Operasi militer adalah langkah yang berisiko bagi Tuan Lapid, seorang sentris yang sering diejek karena kurang security pengalaman saingan utamanya, Benjamin Netanyahu, perdana menteri terlama Israel yang sekarang memimpin oposisi.

Meskipun itu memberi Tuan Lapid kesempatan untuk membuktikannya security kredensial kepada pemilih Israel, itu juga membuatnya terbuka untuk tuduhan bahwa dia membahayakan kehidupan Israel dan Palestina.

Di Gaza, pelayat sudah menghitung biaya dari dua hari pertempuran.

Kerabat Alaa Qadoum, gadis 5 tahun yang tewas dalam serangan udara pada hari Jumat, membungkus tubuhnya dengan kain kafan putih dan bendera Palestina untuk dimakamkan pada hari Jumat. Sebuah pita merah muda cerah mengikat sebagian besar rambutnya ke belakang.

“Alaa adalah gadis kecil yang menyenangkan yang tidak menyakiti siapa pun,” kata kakeknya, Riad Qadoum, 56, dalam sebuah wawancara. “Dia tidak menembakkan roket atau melawan siapa pun.”
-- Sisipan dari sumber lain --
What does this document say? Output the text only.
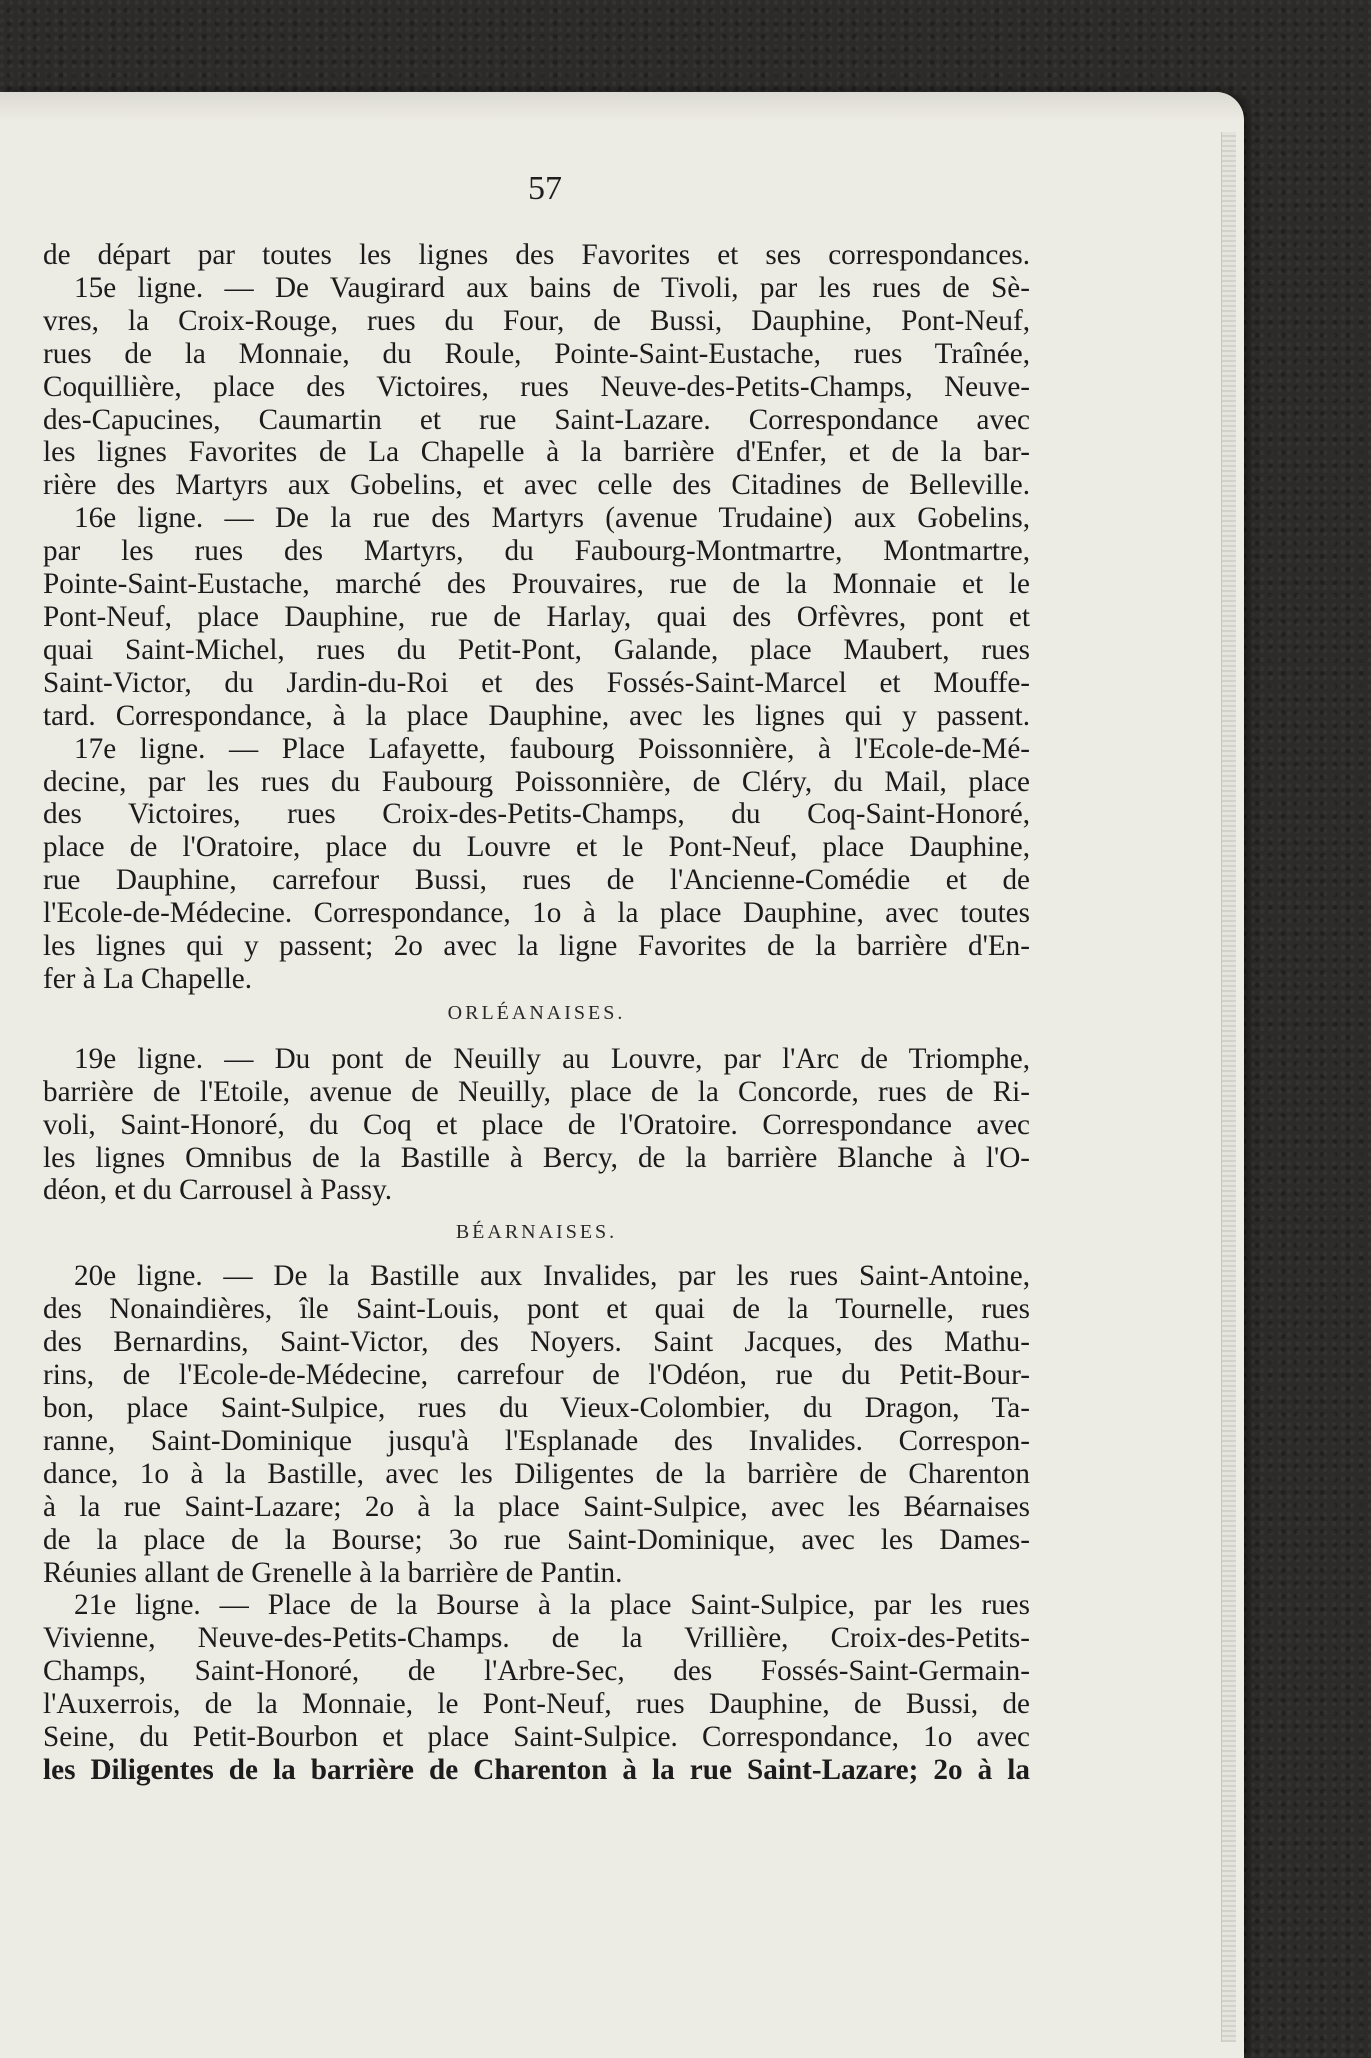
57
de départ par toutes les lignes des Favorites et ses correspondances.
15e ligne. — De Vaugirard aux bains de Tivoli, par les rues de Sè-
vres, la Croix-Rouge, rues du Four, de Bussi, Dauphine, Pont-Neuf,
rues de la Monnaie, du Roule, Pointe-Saint-Eustache, rues Traînée,
Coquillière, place des Victoires, rues Neuve-des-Petits-Champs, Neuve-
des-Capucines, Caumartin et rue Saint-Lazare. Correspondance avec
les lignes Favorites de La Chapelle à la barrière d'Enfer, et de la bar-
rière des Martyrs aux Gobelins, et avec celle des Citadines de Belleville.
16e ligne. — De la rue des Martyrs (avenue Trudaine) aux Gobelins,
par les rues des Martyrs, du Faubourg-Montmartre, Montmartre,
Pointe-Saint-Eustache, marché des Prouvaires, rue de la Monnaie et le
Pont-Neuf, place Dauphine, rue de Harlay, quai des Orfèvres, pont et
quai Saint-Michel, rues du Petit-Pont, Galande, place Maubert, rues
Saint-Victor, du Jardin-du-Roi et des Fossés-Saint-Marcel et Mouffe-
tard. Correspondance, à la place Dauphine, avec les lignes qui y passent.
17e ligne. — Place Lafayette, faubourg Poissonnière, à l'Ecole-de-Mé-
decine, par les rues du Faubourg Poissonnière, de Cléry, du Mail, place
des Victoires, rues Croix-des-Petits-Champs, du Coq-Saint-Honoré,
place de l'Oratoire, place du Louvre et le Pont-Neuf, place Dauphine,
rue Dauphine, carrefour Bussi, rues de l'Ancienne-Comédie et de
l'Ecole-de-Médecine. Correspondance, 1o à la place Dauphine, avec toutes
les lignes qui y passent; 2o avec la ligne Favorites de la barrière d'En-
fer à La Chapelle.
ORLÉANAISES.
19e ligne. — Du pont de Neuilly au Louvre, par l'Arc de Triomphe,
barrière de l'Etoile, avenue de Neuilly, place de la Concorde, rues de Ri-
voli, Saint-Honoré, du Coq et place de l'Oratoire. Correspondance avec
les lignes Omnibus de la Bastille à Bercy, de la barrière Blanche à l'O-
déon, et du Carrousel à Passy.
BÉARNAISES.
20e ligne. — De la Bastille aux Invalides, par les rues Saint-Antoine,
des Nonaindières, île Saint-Louis, pont et quai de la Tournelle, rues
des Bernardins, Saint-Victor, des Noyers. Saint Jacques, des Mathu-
rins, de l'Ecole-de-Médecine, carrefour de l'Odéon, rue du Petit-Bour-
bon, place Saint-Sulpice, rues du Vieux-Colombier, du Dragon, Ta-
ranne, Saint-Dominique jusqu'à l'Esplanade des Invalides. Correspon-
dance, 1o à la Bastille, avec les Diligentes de la barrière de Charenton
à la rue Saint-Lazare; 2o à la place Saint-Sulpice, avec les Béarnaises
de la place de la Bourse; 3o rue Saint-Dominique, avec les Dames-
Réunies allant de Grenelle à la barrière de Pantin.
21e ligne. — Place de la Bourse à la place Saint-Sulpice, par les rues
Vivienne, Neuve-des-Petits-Champs. de la Vrillière, Croix-des-Petits-
Champs, Saint-Honoré, de l'Arbre-Sec, des Fossés-Saint-Germain-
l'Auxerrois, de la Monnaie, le Pont-Neuf, rues Dauphine, de Bussi, de
Seine, du Petit-Bourbon et place Saint-Sulpice. Correspondance, 1o avec
les Diligentes de la barrière de Charenton à la rue Saint-Lazare; 2o à la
Pejabat senior militer Israel kedua yang memberi pengarahan kepada wartawan pada hari Sabtu mengatakan dia mengetahui laporan kematiannya, menambahkan bahwa kematian warga sipil akan diselidiki. Namun Israel di masa lalu menyalahkan gerilyawan atas kematian warga sipil, dengan mengatakan mereka sering menempatkan peluncur roket dan pangkalan mereka di dekat rumah dan infrastruktur sipil.
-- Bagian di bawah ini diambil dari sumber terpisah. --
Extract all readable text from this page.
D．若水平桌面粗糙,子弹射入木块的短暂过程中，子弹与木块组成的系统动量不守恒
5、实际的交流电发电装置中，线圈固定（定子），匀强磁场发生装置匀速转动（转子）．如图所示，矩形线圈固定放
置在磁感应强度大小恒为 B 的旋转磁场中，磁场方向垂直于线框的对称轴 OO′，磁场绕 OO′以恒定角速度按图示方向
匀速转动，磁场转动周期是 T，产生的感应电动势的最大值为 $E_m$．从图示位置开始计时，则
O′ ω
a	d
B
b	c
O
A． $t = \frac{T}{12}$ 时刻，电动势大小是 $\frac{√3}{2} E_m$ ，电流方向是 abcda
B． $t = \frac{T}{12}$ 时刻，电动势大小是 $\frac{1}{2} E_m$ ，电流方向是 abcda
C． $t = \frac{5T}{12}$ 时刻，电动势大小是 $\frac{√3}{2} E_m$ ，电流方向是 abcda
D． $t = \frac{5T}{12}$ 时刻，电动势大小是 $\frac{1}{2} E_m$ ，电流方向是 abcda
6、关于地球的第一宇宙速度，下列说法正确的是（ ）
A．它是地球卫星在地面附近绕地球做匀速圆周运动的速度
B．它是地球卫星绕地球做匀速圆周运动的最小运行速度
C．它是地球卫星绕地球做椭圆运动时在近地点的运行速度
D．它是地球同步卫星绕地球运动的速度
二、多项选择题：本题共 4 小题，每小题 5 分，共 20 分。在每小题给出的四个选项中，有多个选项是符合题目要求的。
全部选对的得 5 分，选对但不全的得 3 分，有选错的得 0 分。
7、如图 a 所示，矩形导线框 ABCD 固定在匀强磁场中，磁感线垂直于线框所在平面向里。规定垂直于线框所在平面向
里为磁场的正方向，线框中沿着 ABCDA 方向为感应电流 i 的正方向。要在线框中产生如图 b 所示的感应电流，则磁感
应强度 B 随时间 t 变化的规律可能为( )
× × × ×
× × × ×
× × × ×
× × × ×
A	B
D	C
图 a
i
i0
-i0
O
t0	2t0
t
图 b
Dalam briefing terpisah untuk wartawan di sebuah pangkalan militer dekat perbatasan Gaza pada akhir Juli, pejabat senior militer Israel, berbicara dengan syarat anonim di bawah aturan tentara, mempresentasikan peta yang menunjukkan rute dari apa yang mereka katakan sebagai bagian dari jaringan terowongan militan, termasuk bagian yang berjalan di bawah jalan di sekitar universitas besar di Gaza.

Panjang dan ruang lingkup pertempuran sebagian akan tergantung pada keterlibatan Hamas.

Ismail Haniyeh, pemimpin biro politik Hamas, mengatakan pada hari Jumat bahwa kelompok itu “terbuka untuk semua arah.”

Tapi ketegangan bisa diperparah di Yerusalem pada hari Minggu, ketika orang-orang Yahudi akan menandai Tisha B’Av, peringatan penghancuran dua kuil Yahudi kuno, di situs yang sekarang suci bagi orang Yahudi dan Muslim. Sejumlah besar jamaah Yahudi diperkirakan akan mengunjungi situs itu, yang dikenal sebagai kompleks Masjid Aqsa atau Temple Mount.

Kunjungan semacam itu sering memicu kerusuhan yang dapat menyebabkan lebih banyak tembakan roket dari Gaza.

Raja Abdulrahim, Carol Sutherland dan Fady Hanona berkontribusi dalam pelaporan.